Девушка уже готовилась снова что-то там проорать: но, услыхав не слова его, а этот странный, словно из детства дошедший голос, умолкла.
Мамедага никогда не откровенничал с незнакомыми людьми (да и со знакомыми тоже) и почувствовал себя неловко оттого, что он что-то важное сказал о себе этой девушке, которую видел впервые, а ее понимание важности сказанного смутило его.
- Как тебя зовут? - спросил он, чтобы хоть чем-то нарушить неожиданное и неловкое молчание.
- Зачем тебе?
- Когда человек разговаривает с человеком, он должен знать, кто есть кто.
-ї Месмеханум.
Ответ не принес облегчения. Ни ему, ни ей.
Мамедага и не догадывался, какой заветной струны в душе Месмеханум он коснулся; он не знал, что в сердце девушки появилась сейчас тихая ноющая боль.
Ей казалось, что это было много-много лет назад, когда она была маленькой девочкой и у этой девочки не было никаких забот.
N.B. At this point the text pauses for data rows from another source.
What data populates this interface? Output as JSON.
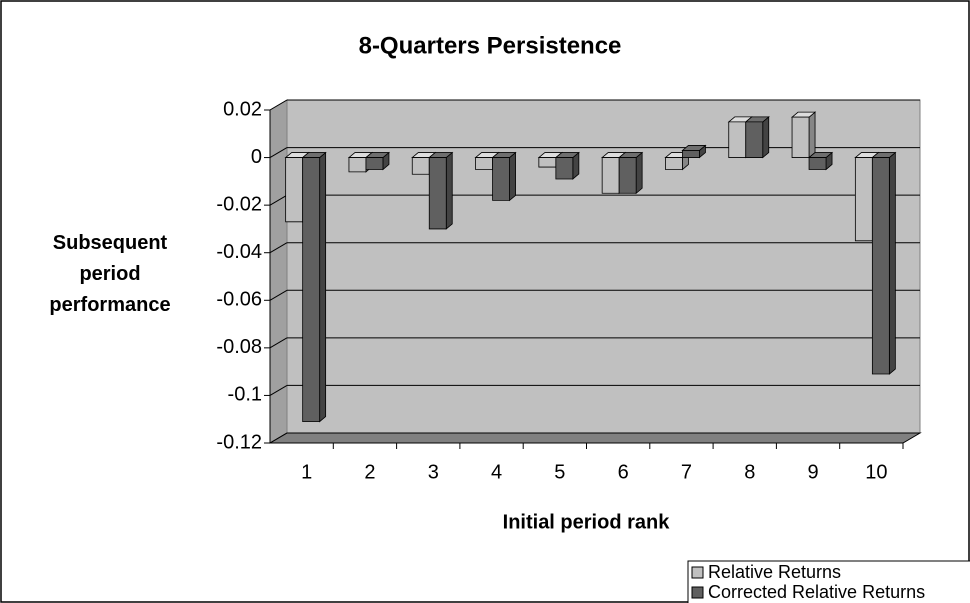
{
  "chart_data": {
    "type": "bar",
    "title": "8-Quarters Persistence",
    "x_label": "Initial period rank",
    "y_label": "Subsequent period performance",
    "categories": [
      "1",
      "2",
      "3",
      "4",
      "5",
      "6",
      "7",
      "8",
      "9",
      "10"
    ],
    "series": [
      {
        "name": "Relative Returns",
        "color": "#c0c0c0",
        "values": [
          -0.027,
          -0.006,
          -0.007,
          -0.005,
          -0.004,
          -0.015,
          -0.005,
          0.015,
          0.017,
          -0.035
        ]
      },
      {
        "name": "Corrected Relative Returns",
        "color": "#606060",
        "values": [
          -0.111,
          -0.005,
          -0.03,
          -0.018,
          -0.009,
          -0.015,
          0.003,
          0.015,
          -0.005,
          -0.091
        ]
      }
    ],
    "ylim": [
      -0.12,
      0.02
    ],
    "yticks": [
      0.02,
      0,
      -0.02,
      -0.04,
      -0.06,
      -0.08,
      -0.1,
      -0.12
    ],
    "grid": true,
    "legend": "bottom-right"
  }
}
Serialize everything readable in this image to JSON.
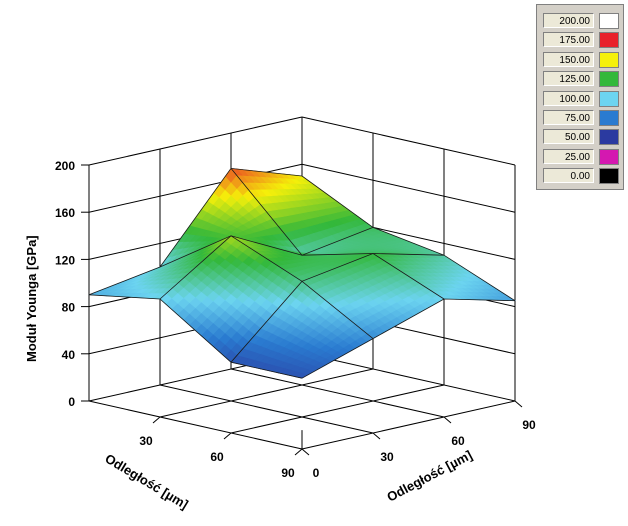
{
  "chart_data": {
    "type": "surface3d",
    "title": "",
    "zlabel": "Moduł Younga [GPa]",
    "xlabel": "Odległość [µm]",
    "ylabel": "Odległość [µm]",
    "z_ticks": [
      "0",
      "40",
      "80",
      "120",
      "160",
      "200"
    ],
    "x_ticks": [
      "30",
      "60",
      "90"
    ],
    "y_ticks": [
      "0",
      "30",
      "60",
      "90"
    ],
    "zlim": [
      0,
      200
    ],
    "x_range": [
      0,
      90
    ],
    "y_range": [
      0,
      90
    ],
    "x": [
      0,
      30,
      60,
      90
    ],
    "y": [
      0,
      30,
      60,
      90
    ],
    "z": [
      [
        90,
        100,
        170,
        150
      ],
      [
        100,
        140,
        110,
        120
      ],
      [
        60,
        115,
        125,
        110
      ],
      [
        60,
        80,
        100,
        85
      ]
    ]
  },
  "legend": {
    "entries": [
      {
        "value": "200.00",
        "color": "#ffffff"
      },
      {
        "value": "175.00",
        "color": "#e8202a"
      },
      {
        "value": "150.00",
        "color": "#f5f00a"
      },
      {
        "value": "125.00",
        "color": "#33b83a"
      },
      {
        "value": "100.00",
        "color": "#6cd4f0"
      },
      {
        "value": "75.00",
        "color": "#2a7bd0"
      },
      {
        "value": "50.00",
        "color": "#2b3aa0"
      },
      {
        "value": "25.00",
        "color": "#d418b0"
      },
      {
        "value": "0.00",
        "color": "#000000"
      }
    ]
  }
}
Не было и отца, но мать всегда говорила ей: твой папа погиб на войне. Мать часто бывала в поездках, и Месмеханум привыкла целыми днями оставаться одна, и в такие дни она беседовала с отцом; во время этих бесед, продолжавшихся и в школе-интернате, гремели пушки, взрывались снаряды; Месмеханум перевязывала отцу раны, а отец гладил ее по черным волосам своей крупной мужской рукой и улыбался. Тепло и ласка его больших мужских рук разливались по всему ее телу и пробуждали в ее сердце такую ответную любовь, что от умиления у нее иногда появлялись слезы. Но однажды, в один из самых обычных дней, Месмеханум поняла, что отец ее никак не мог погибнуть на фронте, потому что она родилась через три года после окончания войны. После такого открытия Месмеханум прекратила всякие разговоры с матерью об отце. Молчала и мать. Может быть, Гюльдесте постепенно забыла о прежних разговорах с дочерью или, как знать, не забыла, но, как и дочка, затаилась?